#photographicmemory is a feature in which we ask someone to write about a nostalgic photo of themselves. It was created because sometimes you can find out more about a person by asking them to describe a photo than by asking them a ton of questions. It was also created because it’s nice to look at pretty photos.
These are my feet as I sat above a grey and windy Edinburgh, on Arthur’s Seat this summer – arty, I know.
Edinburgh is my favourite city in the world. I always feel like I’m not quite qualified to say that, since I have only ever visited it three times, but each time I go I’m reminded of just how special it is. Memories of a sunny Princes Street, drinks in pubs, and watching amazing/crappy Fringe shows with some of my best mates are things that will stay with me forever.
It’s actually some of the more awful shows which recall some of the best memories. On my first visit to the Fringe some friends and I saw a production of a play called Closer by Patrick Marber. It was performed in the round, in an absolutely tiny room and what ensued can only be described as a train wreck which resulted in over an hour of horrifically-embarrassing-yet-completely-hilarious stifled laughter.
This was a less than ideal situation as a poor actor tried to deliver a heartfelt monologue about how her boyfriend had dumped her, less than a metre away from us. Not all Fringe experiences were of that calibre though, I couldn’t begin to list some of the brilliant things I’ve seen there.
With that in mind it’s unsurprising that every summer I visit Edinburgh my camera roll ends up jammed with photos of great friends and beautiful places; this photo was taken at the end of a week in which I’d been performing at the Fringe Festival and enjoyed these two things in abundance.
It stands out to me not just because it reminds me of this city and this week but because it represents a moment where I felt a real peace and joy at a time where my life felt quite unsettled. I had just left the safe environment of school, I was unsure as to where I would be going to university, and I had an unplanned gap year looming ahead of me. I realise that in the grand scheme of things these are relatively minor, perhaps fortunate, worries to have – but at the time they felt daunting.
And this could just be a romantic image of me sitting above a busy city and finding peace in solitude (or something wanky like that), but as a Christian I think it was something more than this.
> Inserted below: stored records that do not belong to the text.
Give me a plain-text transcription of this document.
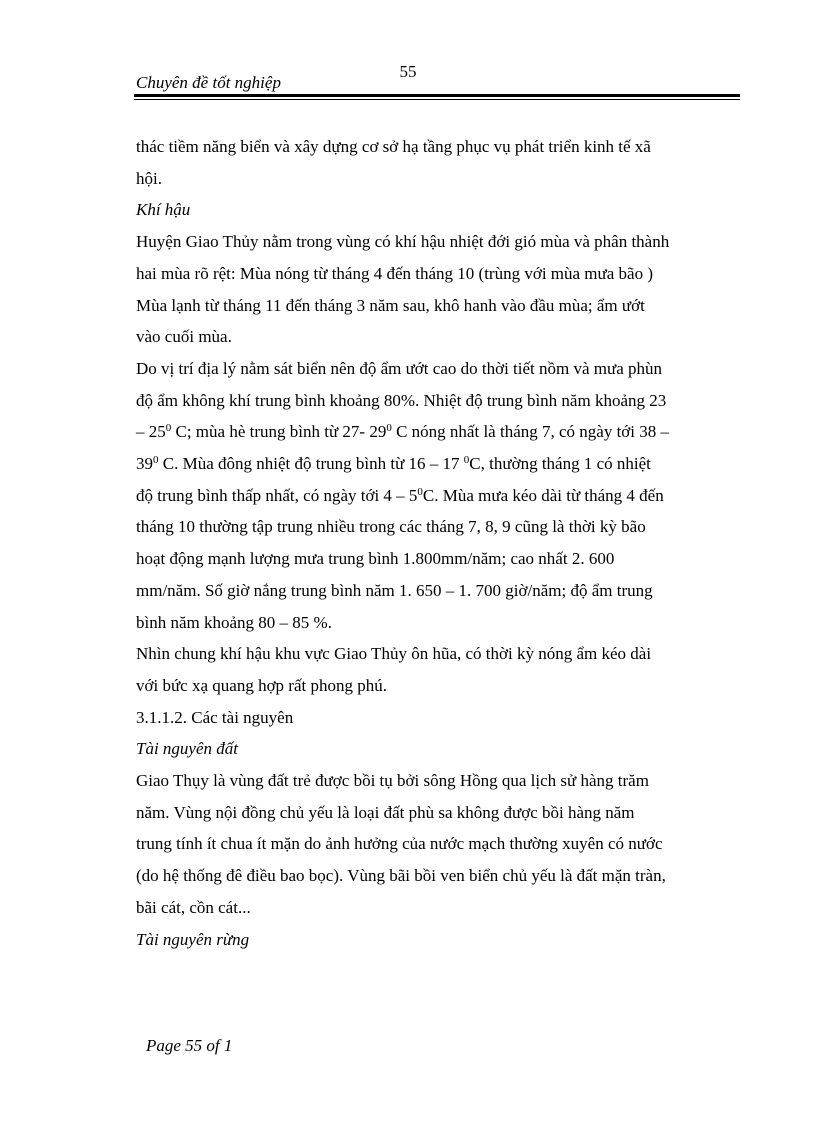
55
Chuyên đề tốt nghiệp

thác tiềm năng biển và xây dựng cơ sở hạ tầng phục vụ phát triển kinh tế xã

hội.

Khí hậu

Huyện Giao Thủy nằm trong vùng có khí hậu nhiệt đới gió mùa và phân thành

hai mùa rõ rệt: Mùa nóng từ tháng 4 đến tháng 10 (trùng với mùa mưa bão )

Mùa lạnh từ tháng 11 đến tháng 3 năm sau, khô hanh vào đầu mùa; ẩm ướt

vào cuối mùa.

Do vị trí địa lý nằm sát biển nên độ ẩm ướt cao do thời tiết nồm và mưa phùn

độ ẩm không khí trung bình khoảng 80%. Nhiệt độ trung bình năm khoảng 23

– $25^0$ C; mùa hè trung bình từ 27- $29^0$ C nóng nhất là tháng 7, có ngày tới 38 –

$39^0$ C. Mùa đông nhiệt độ trung bình từ 16 – 17 $^0$C, thường tháng 1 có nhiệt

độ trung bình thấp nhất, có ngày tới $4 - 5^0C$. Mùa mưa kéo dài từ tháng 4 đến

tháng 10 thường tập trung nhiều trong các tháng 7, 8, 9 cũng là thời kỳ bão

hoạt động mạnh lượng mưa trung bình 1.800mm/năm; cao nhất 2. 600

mm/năm. Số giờ nắng trung bình năm 1. 650 – 1. 700 giờ/năm; độ ẩm trung

bình năm khoảng 80 – 85 %.

Nhìn chung khí hậu khu vực Giao Thủy ôn hũa, có thời kỳ nóng ẩm kéo dài

với bức xạ quang hợp rất phong phú.

3.1.1.2. Các tài nguyên

Tài nguyên đất

Giao Thụy là vùng đất trẻ được bồi tụ bởi sông Hồng qua lịch sử hàng trăm

năm. Vùng nội đồng chủ yếu là loại đất phù sa không được bồi hàng năm

trung tính ít chua ít mặn do ảnh hưởng của nước mạch thường xuyên có nước

(do hệ thống đê điều bao bọc). Vùng bãi bồi ven biển chủ yếu là đất mặn tràn,

bãi cát, cồn cát...

Tài nguyên rừng

Page 55 of 1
I’ve been a Christian for six years now, and used to see Christianity as a set of rules and regulations, or a pose that I had to assume. As I grew up, however, I looked more closely at Jesus and have come to know faith as a relationship between me and God. And so as I sat there, I remember thinking and praying to God about his purpose for my life, and, despite the beautiful and exciting city that stood in front of me, it was my simple, stumbling, human knowledge of my Father in heaven that was the real focus of my peace.
Charlie is on a gap year, currently working in the Christmas department of a garden centre, slowly going insane at the sight of tinsel and baubles. 2015 brings more hope and less glitter with 7 months of travelling and a place at Durham University to read English Lit. An avid MNEK and James Blake fan, Charlie likes to think he’s a little bit edgy and urban, when in fact he’s still a sucker for countryside walks with his Labrador: Lottie.